Canadian National also boosted its 2018 capital investing program for the second time this year to a record C$3.5 billion ($2.7 billion) to fix bottlenecks by adding staff, tracks, sidings and locomotives. The C$100 million in additional investment will go mainly toward the purchase of new rail cars, the company said.
Canadian National now aims to deliver 2018 adjusted per-share profit of C$5.30 to C$5.45, compared with last year’s C$4.99. The company had lowered the range in April.
Shares fell 0.5 percent to C$112 at the close of trading in Toronto. Through Tuesday, the stock had gained 8.1 percent this year, topping the 1.1 percent return of the S&P/TSX Composite Index.
Adjusted profit climbed to C$1.51 a share in the second quarter, compared with the C$1.38 average of analysts’ estimates compiled by Bloomberg. Sales increased to C$3.63 billion, topping the C$3.57 billion expected by analysts.
Historic Workload
Canadian National handled the biggest workload in its history during the quarter, Chief Operating Officer Mike Cory said on a conference call with analysts. Gains in commodities such as petroleum, chemicals, grain and fertilizers fueled the revenue increase.

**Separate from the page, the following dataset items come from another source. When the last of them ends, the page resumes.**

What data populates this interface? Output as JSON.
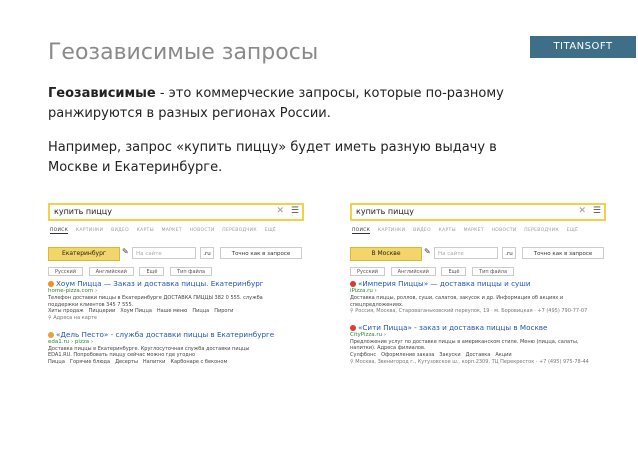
{
  "slide": {
    "title": "Геозависимые запросы",
    "logo": "TITANSOFT",
    "p1_bold": "Геозависимые",
    "p1_rest": " - это коммерческие запросы, которые по-разному ранжируются в разных регионах России.",
    "p2": "Например, запрос «купить пиццу» будет иметь разную выдачу в Москве и Екатеринбурге."
  },
  "serps": [
    {
      "query": "купить пиццу",
      "tabs": [
        "ПОИСК",
        "КАРТИНКИ",
        "ВИДЕО",
        "КАРТЫ",
        "МАРКЕТ",
        "НОВОСТИ",
        "ПЕРЕВОДЧИК",
        "ЕЩЁ"
      ],
      "region": "Екатеринбург",
      "site_placeholder": "На сайте",
      "domain": ".ru",
      "exact": "Точно как в запросе",
      "langs": [
        "Русский",
        "Английский",
        "Ещё",
        "Тип файла"
      ],
      "results": [
        {
          "title": "Хоум Пицца — Заказ и доставка пиццы. Екатеринбург",
          "url": "home-pizza.com ›",
          "snippet": [
            "Телефон доставки пиццы в Екатеринбурге ДОСТАВКА ПИЦЦЫ 382 0 555. служба",
            "поддержки клиентов 345 7 555."
          ],
          "links": [
            "Хиты продаж",
            "Пиццерии",
            "Хоум Пицца",
            "Наше меню",
            "Пицца",
            "Пироги"
          ],
          "addr": "Адреса на карте"
        },
        {
          "title": "«Дель Песто» - служба доставки пиццы в Екатеринбурге",
          "url": "eda1.ru › pizza ›",
          "snippet": [
            "Доставка пиццы в Екатеринбурге. Круглосуточная служба доставки пиццы",
            "EDA1.RU. Попробовать пиццу сейчас можно где угодно"
          ],
          "links": [
            "Пицца",
            "Горячие блюда",
            "Десерты",
            "Напитки",
            "Карбонаре с беконом"
          ],
          "addr": ""
        }
      ]
    },
    {
      "query": "купить пиццу",
      "tabs": [
        "ПОИСК",
        "КАРТИНКИ",
        "ВИДЕО",
        "КАРТЫ",
        "МАРКЕТ",
        "НОВОСТИ",
        "ПЕРЕВОДЧИК",
        "ЕЩЁ"
      ],
      "region": "В Москве",
      "site_placeholder": "На сайте",
      "domain": ".ru",
      "exact": "Точно как в запросе",
      "langs": [
        "Русский",
        "Английский",
        "Ещё",
        "Тип файла"
      ],
      "results": [
        {
          "title": "«Империя Пиццы» — доставка пиццы и суши",
          "url": "iPizza.ru ›",
          "snippet": [
            "Доставка пиццы, роллов, суши, салатов, закусок и др. Информация об акциях и",
            "спецпредложениях."
          ],
          "links": [],
          "addr": "Россия, Москва, Староваганьковский переулок, 19 · м. Боровицкая · +7 (495) 790-77-07"
        },
        {
          "title": "«Сити Пицца» - заказ и доставка пиццы в Москве",
          "url": "CityPizza.ru ›",
          "snippet": [
            "Предложение услуг по доставке пиццы в американском стиле. Меню (пицца, салаты,",
            "напитки). Адреса филиалов."
          ],
          "links": [
            "Сулфбонс",
            "Оформление заказа",
            "Закуски",
            "Доставка",
            "Акции"
          ],
          "addr": "Москва, Звенигород г., Кутузовское ш., корп.2309, ТЦ Перекресток · +7 (495) 975-78-44"
        }
      ]
    }
  ]
}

“Our railroaders are energized,” Ruest said on the call. “We are ahead of our turnaround plan, and we expect progressive improvements during the second half. We have a strong pipeline of growth opportunities.”
Pricing climbed by an average of 4 percent in the second quarter, while pricing on expiring contracts that were renewed in the last 90 days increased 4.4 percent, Ruest added.
Operating ratio, a key industry gauge of efficiency in which a smaller number is better, deteriorated 0.7 percentage point to 58.2 percent in the quarter compared to a year earlier. Smaller rival Canadian Pacific Railway Ltd. reported a ratio of 64.2 percent for the period last week.